O mangá invade o Brasil
Depois de causar uma revolução nos quadrinhos do mundo todo, o mangá — a HQ japonesa— está atraindo inúmeros leitores e influenciando toda a nova geração de desenhistas no Brasil.
Personagens com olhos grandes, feições infantis, cabelos coloridos e roteiros cheios de magia, aventuras e monstros. Assim é o mangá, a tradicional história em quadrinhos japonesa que, recentemente, invadiu o mercado brasileiro e está influenciando a nova geração de desenhistas de HQ do país.

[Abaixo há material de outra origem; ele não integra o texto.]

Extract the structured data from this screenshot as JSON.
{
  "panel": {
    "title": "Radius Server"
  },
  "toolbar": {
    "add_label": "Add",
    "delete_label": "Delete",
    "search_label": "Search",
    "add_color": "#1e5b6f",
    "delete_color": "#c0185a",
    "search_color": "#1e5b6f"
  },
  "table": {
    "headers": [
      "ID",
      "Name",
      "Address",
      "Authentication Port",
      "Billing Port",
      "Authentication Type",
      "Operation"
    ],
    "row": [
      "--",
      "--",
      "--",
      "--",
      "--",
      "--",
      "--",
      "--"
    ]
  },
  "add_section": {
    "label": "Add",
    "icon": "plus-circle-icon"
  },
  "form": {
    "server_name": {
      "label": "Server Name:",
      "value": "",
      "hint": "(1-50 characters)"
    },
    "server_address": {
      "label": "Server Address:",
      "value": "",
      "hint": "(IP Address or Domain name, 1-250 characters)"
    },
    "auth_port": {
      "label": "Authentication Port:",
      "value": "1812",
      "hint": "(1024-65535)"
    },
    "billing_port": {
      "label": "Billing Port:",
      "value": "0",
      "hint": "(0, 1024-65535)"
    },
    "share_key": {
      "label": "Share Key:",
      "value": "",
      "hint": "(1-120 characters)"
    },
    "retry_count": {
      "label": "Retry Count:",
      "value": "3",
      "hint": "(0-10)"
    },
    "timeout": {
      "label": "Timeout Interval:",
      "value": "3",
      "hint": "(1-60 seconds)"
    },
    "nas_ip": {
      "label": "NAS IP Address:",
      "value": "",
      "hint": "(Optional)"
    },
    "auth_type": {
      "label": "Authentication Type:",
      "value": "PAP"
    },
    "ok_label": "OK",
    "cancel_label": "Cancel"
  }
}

“A riqueza de personagens do mangá inspira muita simpatia, e suas histórias são impregnadas de aspectos da cultura japonesa, como hábitos de alimentação e vestimenta. Os animes — que são as versões do mangá para desenhos animados — trazem também a trilha sonora oriental”, conta Selma Mitie Utrabo, que há 14 anos é dona da Itiban Comic Shop, em Curitiba, especializada em HQs e RPGs. Ela conta que alguns dos adolescentes são tão apaixonados por esse tipo de desenho que estão aprendendo a língua japonesa só para acompanhar as histórias de maneira melhor.
A popularização do mangá deve-se aos animes — principalmente Cavaleiros do Zodíaco e Dragonball Z. Nos EUA, as técnicas do mangá revolucionaram a indústria dos quadrinhos, que redesenhou, valendo-se delas, super-heróis como X-Men e Homem-Aranha. “Além disso, os roteiros dos mangás — produzidos e elaborados com base no drama japonês — tiveram ótima aceitação entre os ocidentais”, conta Selma.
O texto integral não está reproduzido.